Les boomers n’aiment vraiment pas se faire dire «OK boomer»

Depuis quelques semaines, l’expression «OK boomer» se répand sur le web, comme un feu de paille numérique, laissant une trace de boomers irrités sur son passage.
Pour les non-initiés, cette expression, surtout utilisée par les générations Z et Y (et quelques X particulièrement woke), sert de réponse passe-partout aux commentaires au ton qualifié de dédaigneux, condescendant ou encore méprisant que plusieurs accusent les baby-boomers d’avoir quand ils s’adressent aux plus jeunes.
«Les jeunes de nos jours...», «Les milléniaux...», «Dans mon temps...», «toast aux avocats».
L’origine de l’expression est difficile à retracer, mais elle gagne en popularité sur les réseaux sociaux depuis le début de l’année.

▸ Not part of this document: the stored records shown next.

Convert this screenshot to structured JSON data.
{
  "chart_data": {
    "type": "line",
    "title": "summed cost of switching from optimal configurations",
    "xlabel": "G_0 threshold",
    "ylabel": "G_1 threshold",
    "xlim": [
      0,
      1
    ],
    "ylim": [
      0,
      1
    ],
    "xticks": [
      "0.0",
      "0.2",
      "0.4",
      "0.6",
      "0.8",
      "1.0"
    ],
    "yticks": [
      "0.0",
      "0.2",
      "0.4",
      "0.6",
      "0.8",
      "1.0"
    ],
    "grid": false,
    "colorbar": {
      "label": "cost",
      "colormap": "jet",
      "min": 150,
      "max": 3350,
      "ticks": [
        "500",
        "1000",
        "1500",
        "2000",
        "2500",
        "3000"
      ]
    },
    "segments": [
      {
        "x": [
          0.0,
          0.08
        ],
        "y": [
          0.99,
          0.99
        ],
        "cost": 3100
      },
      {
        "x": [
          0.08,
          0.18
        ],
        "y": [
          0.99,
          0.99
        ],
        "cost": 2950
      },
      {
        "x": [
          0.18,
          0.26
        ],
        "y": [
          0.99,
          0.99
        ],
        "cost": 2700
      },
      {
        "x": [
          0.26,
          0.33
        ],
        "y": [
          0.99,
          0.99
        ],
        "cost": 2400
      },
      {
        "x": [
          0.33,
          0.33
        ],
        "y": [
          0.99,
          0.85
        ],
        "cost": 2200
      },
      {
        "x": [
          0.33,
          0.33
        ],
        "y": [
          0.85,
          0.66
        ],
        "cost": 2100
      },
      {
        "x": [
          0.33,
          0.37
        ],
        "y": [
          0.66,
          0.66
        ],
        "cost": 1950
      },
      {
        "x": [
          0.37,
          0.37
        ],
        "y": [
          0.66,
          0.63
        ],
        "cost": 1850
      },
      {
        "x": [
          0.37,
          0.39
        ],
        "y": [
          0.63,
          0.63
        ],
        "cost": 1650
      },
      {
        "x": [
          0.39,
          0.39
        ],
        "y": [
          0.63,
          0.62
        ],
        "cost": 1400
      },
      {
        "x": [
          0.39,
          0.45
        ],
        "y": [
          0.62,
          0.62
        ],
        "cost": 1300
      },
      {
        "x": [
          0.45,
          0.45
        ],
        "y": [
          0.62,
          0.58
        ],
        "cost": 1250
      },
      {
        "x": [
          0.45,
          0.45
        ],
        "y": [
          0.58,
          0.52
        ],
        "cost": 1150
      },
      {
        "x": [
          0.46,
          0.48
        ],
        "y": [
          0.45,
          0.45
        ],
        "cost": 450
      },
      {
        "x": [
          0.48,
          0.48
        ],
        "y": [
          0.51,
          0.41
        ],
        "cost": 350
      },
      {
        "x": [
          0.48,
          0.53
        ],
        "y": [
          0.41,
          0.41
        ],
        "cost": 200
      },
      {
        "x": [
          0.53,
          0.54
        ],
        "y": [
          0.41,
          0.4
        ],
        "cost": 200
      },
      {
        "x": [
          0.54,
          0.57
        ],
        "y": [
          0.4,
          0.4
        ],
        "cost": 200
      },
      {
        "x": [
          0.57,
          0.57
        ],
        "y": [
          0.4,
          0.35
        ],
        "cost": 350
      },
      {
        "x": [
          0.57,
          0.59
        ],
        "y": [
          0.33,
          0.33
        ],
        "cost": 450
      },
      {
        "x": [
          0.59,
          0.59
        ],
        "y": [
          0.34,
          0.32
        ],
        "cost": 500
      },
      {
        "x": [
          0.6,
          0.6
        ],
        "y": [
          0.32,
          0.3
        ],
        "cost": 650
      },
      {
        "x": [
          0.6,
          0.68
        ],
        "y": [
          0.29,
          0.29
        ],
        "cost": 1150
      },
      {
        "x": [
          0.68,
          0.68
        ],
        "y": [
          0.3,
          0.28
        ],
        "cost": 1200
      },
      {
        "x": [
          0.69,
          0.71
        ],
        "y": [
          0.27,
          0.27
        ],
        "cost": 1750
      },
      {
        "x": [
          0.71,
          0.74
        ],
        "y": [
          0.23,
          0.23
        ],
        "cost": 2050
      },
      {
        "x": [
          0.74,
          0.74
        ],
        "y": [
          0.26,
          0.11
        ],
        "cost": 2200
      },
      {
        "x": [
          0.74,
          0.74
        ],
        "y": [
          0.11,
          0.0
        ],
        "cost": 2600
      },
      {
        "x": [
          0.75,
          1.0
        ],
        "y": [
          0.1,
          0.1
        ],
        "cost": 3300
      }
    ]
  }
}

Si ce n’étaient que les friands de culture web qui étaient familiers avec l'expression, le grand public en a pris connaissance le 29 octobre dernier quand le New York Times a publié l’article «OK boomer Marks End of Friendly Generational Relations».
Dans cette galette de 1220 mots, on tire des liens concrets avec l’avènement d’«OK boomer», une expression qui aurait pu jusqu’à ce moment être considérée comme anodine, et la fin des bonnes relations intergénérationnelles.
Si vous passez du temps dans les sections commentaires, les tensions sont difficiles à ignorer.
La montée de la droite, l’inégalité financière, le réchauffement climatique ainsi que la garde-robe de Catherine Dorion sont des sujets qui contribuent à élargir le fossé qui sépare les idéaux générationnels, et comme ces sujets occupent beaucoup de place dans l’actualité, c’était à prévoir que les affrontements impolis se multiplieraient.
Si les jeunes ont trouvé une échappatoire à leurs frustrations en lâchant un OK Boomer, les principaux intéressés ne la trouvent pas aussi comique.
Depuis la publication de l’article du NYT, de nombreux textes d’opinion criant à l'âgisme se sont mis à pulluler comme des mauvaises herbes un peu partout sur le web.
Dans les pages du Guardian, Bhaskar Sunkara plaide q u’alors que plusieurs retraités se débattent pour joindre les deux bouts, avoir des jeunes riches qui leur crient OK boomer est un peu contre-productif.
Dans son texte «Millennials’ extreme hatred for Baby Boomers is totally unjustified», Steve Cuozzo affirme que la haine extrême que les milléniaux épr ouvent pour les baby boomers est totalement injustifiée.
L’animateur de radio conservateur Bob Lonsberry est même allé jusqu’à dire qu’«OK boomer» était l’équivalent du mot qui commence par N...
Même Saint Jude ne sait pas comment la gérer celle-là.
D’autres avancent que tout ce débat est inutile et nous fait perdre le cap de sur notre vrai combat, celui contre la bourgeoisie.
Si on croyait qu’«OK boomer» était un phénomène strictement web, la semaine dernière, la députée au parlement néo-zélandais Chloe Swarbrick, 25 ans, a utilisé la phrase pour faire taire un autre élu qui ne cessait pas d’interrompre son discours sur les changements climatiques.
Évidemment, les tensions entre les jeunes et la génération de leurs parents ont toujours existé, mais la vitesse à laquelle le monde change (trop vite pour certains, pas assez pour d’autres) donne encore plus de place à l’affrontement qu’avant. Et, les réseaux sociaux n’aident pas non plus.
Par contre, «OK boomer» n’est probablement pas le cri de ralliement que plusieurs craignent. Ce n’est pas la phrase clé d’un mouvement qui cherche à écarter tous les gens de 55 ans et plus de la sphère publique.
C’est un meme. Et comme la plupart des memes, il va s'essouffler assez vite. Le fait qu’autant de chroniqueurs se sont déjà penchés sur la question met en évidence que c’est déjà le début de la fin.
Ça peut paraître méprisant et âgiste, et ça l’est sûrement dans plusieurs instances, mais c’est aussi symptomatique d’une frustration plus grande d’une génération qui sent que ses inquiétudes sont complètement ignorées par les autres.
Les X, Y et Z ont certains privilèges que les autres n’ont pas eu, mais ils ont aussi des fardeaux propres à eux-mêmes, comme savoir que le monde se trouve dans un état précaire et que ça laisse une grande partie de la population dans une indifférence totale.
Mais si on tient tant que ça au décorum et à la politesse, la prochaine fois on pourra dire: «Désolé cher soixantenaire. Ce que tu dis ne m’affecte pas.»